"It costs us just ten dollars each week for marketing—and I know that our groceries are at least that, including flour; that you see makes twenty dollars, and we only get twenty-eight dollars for our eight boarders. Our rent will bring our expenses up to that. And then there are servants' wages, fuel, our own clothes, and the boys' schooling, besides what we lose every year, and the hundred little expenses which cannot be enumerated."
"Bless me, Mary! No wonder we have gone behindhand."
"Indeed, mother, it is not."
"We have acted very blindly, Mary."
"Yes, we have; but we must do so no longer. Let us give up our boarders, and move into a smaller house."
"But what shall we do Mary? Our money will soon dwindle away."
"We must do something for a living, mother, that is true. But if we cannot now see what we shall do, that is no reason why we should go on as we are. Our rent, you know, takes away from us eight dollars a week.

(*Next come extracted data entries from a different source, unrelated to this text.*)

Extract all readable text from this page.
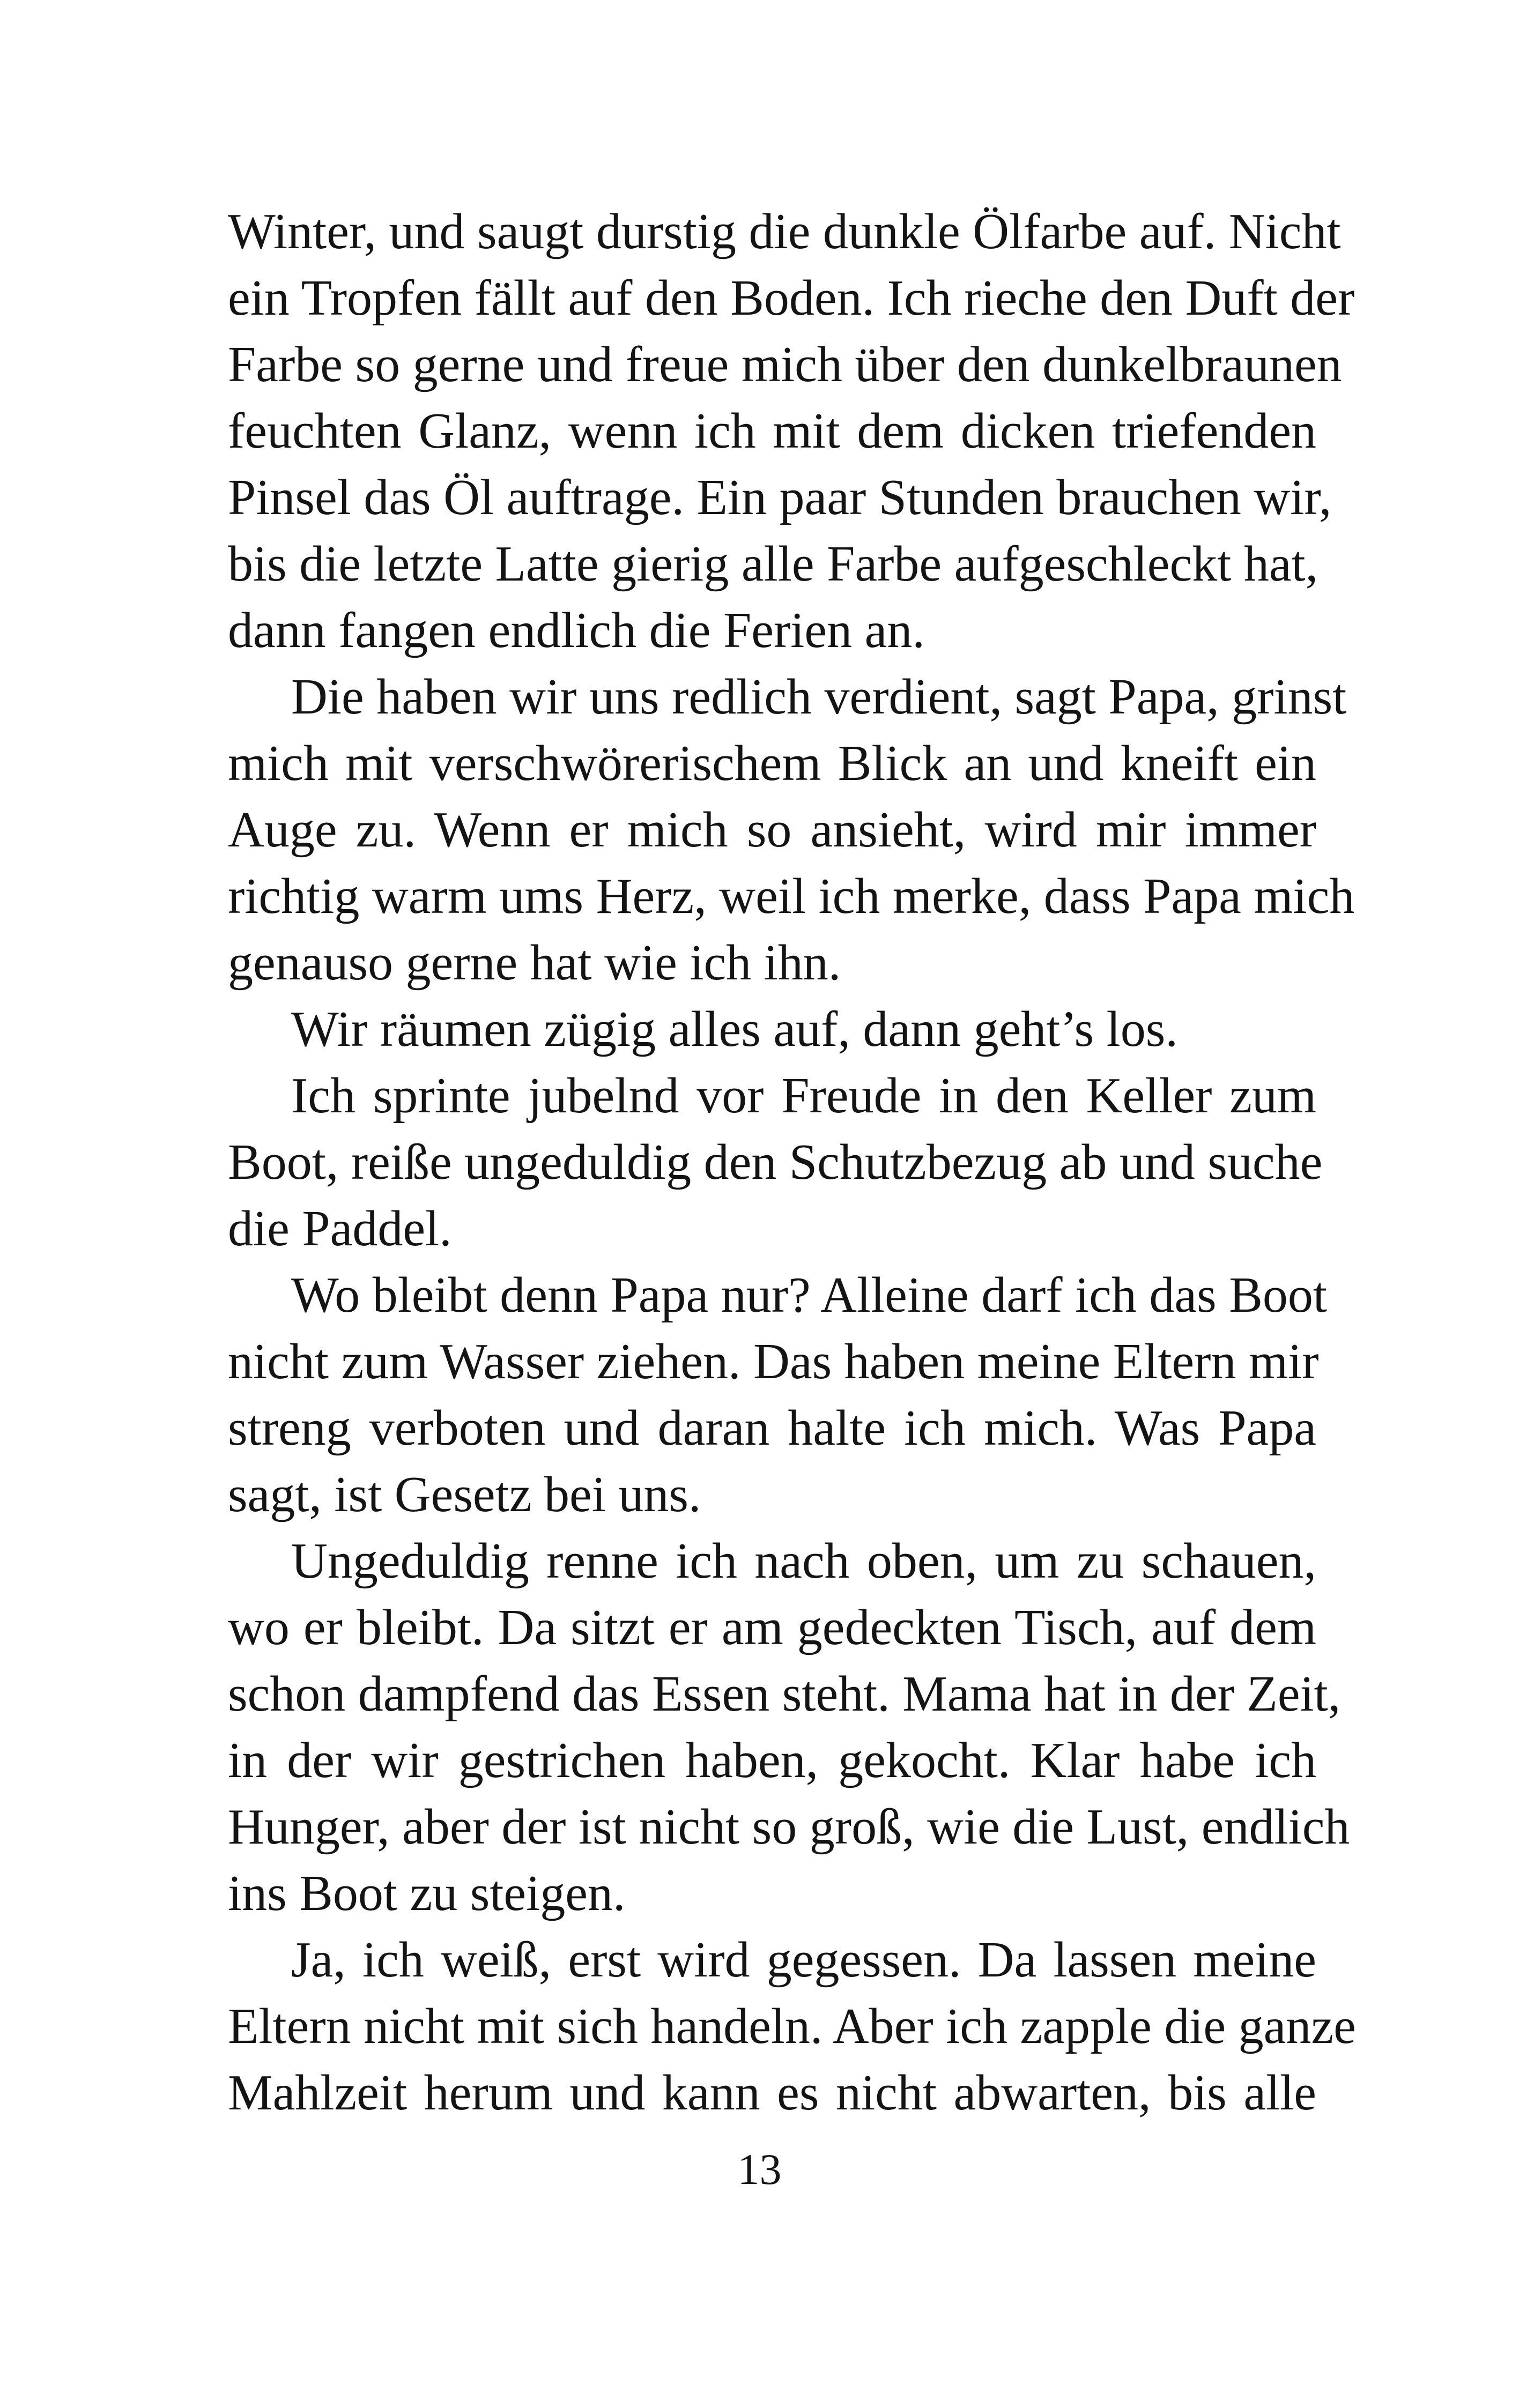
Winter, und saugt durstig die dunkle Ölfarbe auf. Nicht
ein Tropfen fällt auf den Boden. Ich rieche den Duft der
Farbe so gerne und freue mich über den dunkelbraunen
feuchten Glanz, wenn ich mit dem dicken triefenden
Pinsel das Öl auftrage. Ein paar Stunden brauchen wir,
bis die letzte Latte gierig alle Farbe aufgeschleckt hat,
dann fangen endlich die Ferien an.
Die haben wir uns redlich verdient, sagt Papa, grinst
mich mit verschwörerischem Blick an und kneift ein
Auge zu. Wenn er mich so ansieht, wird mir immer
richtig warm ums Herz, weil ich merke, dass Papa mich
genauso gerne hat wie ich ihn.
Wir räumen zügig alles auf, dann geht’s los.
Ich sprinte jubelnd vor Freude in den Keller zum
Boot, reiße ungeduldig den Schutzbezug ab und suche
die Paddel.
Wo bleibt denn Papa nur? Alleine darf ich das Boot
nicht zum Wasser ziehen. Das haben meine Eltern mir
streng verboten und daran halte ich mich. Was Papa
sagt, ist Gesetz bei uns.
Ungeduldig renne ich nach oben, um zu schauen,
wo er bleibt. Da sitzt er am gedeckten Tisch, auf dem
schon dampfend das Essen steht. Mama hat in der Zeit,
in der wir gestrichen haben, gekocht. Klar habe ich
Hunger, aber der ist nicht so groß, wie die Lust, endlich
ins Boot zu steigen.
Ja, ich weiß, erst wird gegessen. Da lassen meine
Eltern nicht mit sich handeln. Aber ich zapple die ganze
Mahlzeit herum und kann es nicht abwarten, bis alle
13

We can get a house large enough for our own purposes at three dollars a week, or one hundred and fifty dollars a year, I am sure, thus saving five dollars a week there, and that money would buy all the plain food our whole family would eat."
"But it will never do, Mary, for us to go to moving into a little bit of a pigeon-box of a house."
"Mother, if we don't get into a cheaper house and husband our resources, we shall soon have no house to live in!" said Mary, with unwonted energy.
"Well, child, perhaps you are right; but I can't bear the thought of it," Mrs. Turner replied. "And any how, I can't see what we are going to do then."